かつての指導者が語る“ライバルストーリー”

 かつてスターダムでGMを務め、キャリア初期の彼女たちを指導した風香は、2人のライバル関係をこう説明してくれた。

「AZMは最初、習いごと感覚でやってたんです。後から入った子に抜かれても“子供だから仕方ない”って。でも(同世代の)キッドがデビューして“負けたくない”という気持ちが出てきました。AZMのキャリアにとってはキッドがキーパーソンなんです」

 それはキッドにとっても同じだった。

「私が初めてハイスピード(王座)に挑戦した時、AZMが凄く悔しがってるって聞いて。
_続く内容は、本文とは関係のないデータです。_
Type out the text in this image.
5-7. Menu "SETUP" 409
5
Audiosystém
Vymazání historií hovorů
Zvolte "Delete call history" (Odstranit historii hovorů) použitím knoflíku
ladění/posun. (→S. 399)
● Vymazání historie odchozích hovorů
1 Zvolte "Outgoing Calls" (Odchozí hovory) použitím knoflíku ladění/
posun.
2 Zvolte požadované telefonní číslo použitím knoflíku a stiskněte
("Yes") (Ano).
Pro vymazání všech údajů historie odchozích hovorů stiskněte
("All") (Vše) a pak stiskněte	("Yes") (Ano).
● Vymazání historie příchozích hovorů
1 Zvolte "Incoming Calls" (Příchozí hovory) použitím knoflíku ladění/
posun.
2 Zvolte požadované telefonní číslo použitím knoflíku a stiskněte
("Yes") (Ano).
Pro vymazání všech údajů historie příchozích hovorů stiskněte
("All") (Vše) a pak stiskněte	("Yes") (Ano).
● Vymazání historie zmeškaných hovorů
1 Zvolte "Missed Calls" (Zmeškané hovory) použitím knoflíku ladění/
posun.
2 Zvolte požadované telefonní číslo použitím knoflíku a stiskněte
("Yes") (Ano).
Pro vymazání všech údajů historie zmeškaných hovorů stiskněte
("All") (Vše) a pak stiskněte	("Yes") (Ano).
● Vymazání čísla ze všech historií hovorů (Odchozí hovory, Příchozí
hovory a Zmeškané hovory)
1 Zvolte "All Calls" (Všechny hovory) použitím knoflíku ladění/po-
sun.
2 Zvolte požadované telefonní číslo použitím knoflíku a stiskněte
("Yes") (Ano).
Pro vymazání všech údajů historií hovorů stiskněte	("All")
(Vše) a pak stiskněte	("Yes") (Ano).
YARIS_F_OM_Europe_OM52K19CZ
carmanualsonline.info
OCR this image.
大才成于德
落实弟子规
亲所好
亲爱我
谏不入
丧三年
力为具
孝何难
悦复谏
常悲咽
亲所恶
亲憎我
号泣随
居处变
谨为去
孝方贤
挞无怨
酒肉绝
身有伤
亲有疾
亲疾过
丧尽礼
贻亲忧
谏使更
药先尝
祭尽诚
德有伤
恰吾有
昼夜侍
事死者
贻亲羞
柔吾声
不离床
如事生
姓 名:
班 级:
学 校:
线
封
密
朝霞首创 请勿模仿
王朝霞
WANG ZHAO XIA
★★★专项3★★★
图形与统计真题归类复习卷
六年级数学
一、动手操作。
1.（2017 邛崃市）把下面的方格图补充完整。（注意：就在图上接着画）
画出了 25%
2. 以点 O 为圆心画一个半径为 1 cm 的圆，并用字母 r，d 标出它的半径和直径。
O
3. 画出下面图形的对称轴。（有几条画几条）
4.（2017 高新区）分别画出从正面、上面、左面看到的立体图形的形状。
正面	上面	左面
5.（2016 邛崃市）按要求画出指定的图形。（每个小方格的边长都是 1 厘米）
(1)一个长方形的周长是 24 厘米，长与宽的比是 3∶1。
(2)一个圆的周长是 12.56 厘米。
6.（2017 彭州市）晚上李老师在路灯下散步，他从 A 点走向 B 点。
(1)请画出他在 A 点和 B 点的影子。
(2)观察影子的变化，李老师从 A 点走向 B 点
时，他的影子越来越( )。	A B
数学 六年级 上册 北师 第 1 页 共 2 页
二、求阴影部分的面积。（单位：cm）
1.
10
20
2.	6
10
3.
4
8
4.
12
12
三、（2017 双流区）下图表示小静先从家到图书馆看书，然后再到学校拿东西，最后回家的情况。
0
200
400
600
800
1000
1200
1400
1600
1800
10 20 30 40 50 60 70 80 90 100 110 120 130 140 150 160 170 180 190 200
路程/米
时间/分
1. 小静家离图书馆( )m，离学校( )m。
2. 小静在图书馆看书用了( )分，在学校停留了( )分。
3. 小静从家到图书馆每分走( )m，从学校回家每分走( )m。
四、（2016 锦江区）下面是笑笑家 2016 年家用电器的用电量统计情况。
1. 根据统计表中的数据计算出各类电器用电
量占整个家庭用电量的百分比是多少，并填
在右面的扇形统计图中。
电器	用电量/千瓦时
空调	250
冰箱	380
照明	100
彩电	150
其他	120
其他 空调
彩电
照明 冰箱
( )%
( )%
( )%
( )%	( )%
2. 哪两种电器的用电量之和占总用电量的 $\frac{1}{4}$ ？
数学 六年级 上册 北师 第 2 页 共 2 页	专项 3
でもハイスピードのベルトを巻いたのはAZMが先。その時に私はどん底に落ちた気分だった。ずっと一緒にやってきたのに、そこで明確な差がついてしまった。でも、そういう存在がいるから自分も上に行けるんだよね。同じ生え抜き同士だからこそ負けたくないし」(キッド)

 AZMvs.キッドを「スターダムの歴史が詰まったカード」だと風香は言う。3月4日、国立代々木競技場第二体育館でのハイスピード王座戦は、最多防衛記録がかかる一戦。王者であるAZMは、その挑戦者にキッドを指名した。